Thursday morning, House Democrats held a deeply emotional hearing featuring several long-term unemployed Americans who pleaded with Congress to extend the expiring federal Emergency Unemployment Insurance program, which provides benefits to jobless Americans after their state benefits run out. (It’s really worth a watch, to see the emotional pain that comes with being unemployed.)

The program has been extended or modified eleven times since it was created in 2008 as the economy cratered, but is set to expire at the end of 2013—meaning 2.15 million long-term unemployed would lose benefits entirely.

The looming House-Senate budget negotiations have been viewed as the best vehicle to extend the EUC program—and Thursday’s hearing ended with some dramatic news from House minority leader Nancy Pelosi. She made it clear that Democrats couldn’t support any agreement that didn’t have an EUC extension, either in the actual budget or as a separate piece of legislation.

Addressing the long-term jobless who testified, Pelosi said:

"Yes, indeed, we are making a very clear statement that we cannot, cannot support a budget agreement that does not include unemployment insurance in the budget or as a sidebar in order to move it all along.It would undermine who we are as a country, [and] most importantly, it would strike at the heart of what you bring to America.

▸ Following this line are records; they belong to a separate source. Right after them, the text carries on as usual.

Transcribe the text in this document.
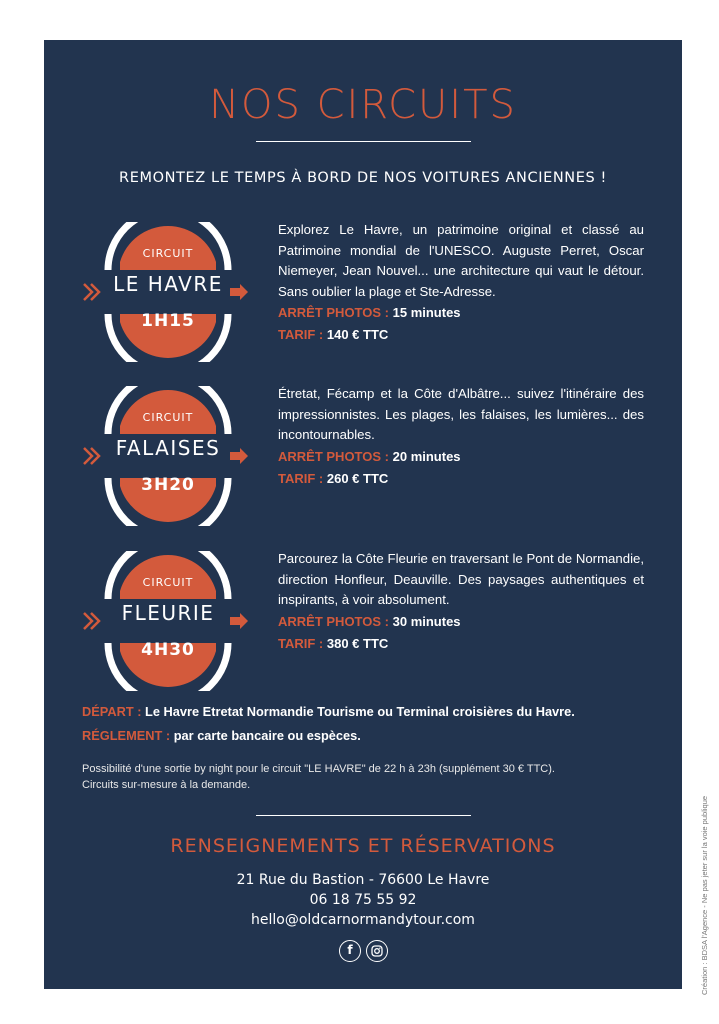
NOS CIRCUITS
REMONTEZ LE TEMPS À BORD DE NOS VOITURES ANCIENNES !
CIRCUIT
LE HAVRE
1H15
Explorez Le Havre, un patrimoine original et classé au Patrimoine mondial de l'UNESCO. Auguste Perret, Oscar Niemeyer, Jean Nouvel... une architecture qui vaut le détour. Sans oublier la plage et Ste-Adresse.
ARRÊT PHOTOS : 15 minutes
TARIF : 140 € TTC
CIRCUIT
FALAISES
3H20
Étretat, Fécamp et la Côte d'Albâtre... suivez l'itinéraire des impressionnistes. Les plages, les falaises, les lumières... des incontournables.
ARRÊT PHOTOS : 20 minutes
TARIF : 260 € TTC
CIRCUIT
FLEURIE
4H30
Parcourez la Côte Fleurie en traversant le Pont de Normandie, direction Honfleur, Deauville. Des paysages authentiques et inspirants, à voir absolument.
ARRÊT PHOTOS : 30 minutes
TARIF : 380 € TTC
DÉPART : Le Havre Etretat Normandie Tourisme ou Terminal croisières du Havre.
RÉGLEMENT : par carte bancaire ou espèces.
Possibilité d'une sortie by night pour le circuit "LE HAVRE" de 22 h à 23h (supplément 30 € TTC).
Circuits sur-mesure à la demande.
RENSEIGNEMENTS ET RÉSERVATIONS
21 Rue du Bastion - 76600 Le Havre
06 18 75 55 92
hello@oldcarnormandytour.com
f	Création : BDSA l'Agence - Ne pas jeter sur la voie publique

Everything you have said is about the middle class—the backbone of our democracy."

Meanwhile, a senior Democratic Senate aide close to the budget negotiations confirmed to The Nation that a EUC extension is still very much in the mix. Senator Murray, who is leading the negotiations for Democrats, “continues to push for this and it remains an open item as the negotiations continue.”

Details of a possible agreement have been leaking out in recent days, though there is no mention of the EUC program either way. The agreement is sure to be fragile, however, given the spending levels and federal pension changes rumored to be included—meaning that every last vote will be crucial in the House. That’s what makes Pelosi’s pledge so notable.

Additionally on Thursday morning, House Speaker John Boehner told reporters he would be “willing to take a look” at a long-term unemployment insurance extension.

The White House, too, is pushing for an extension—President Obama plugged it in his major economic address Wednesday, and on Thursday the White House issued a report detailing how many long-term jobless in each state would lose benefits.

President Obama recently called inequality the "defining challenge of our time."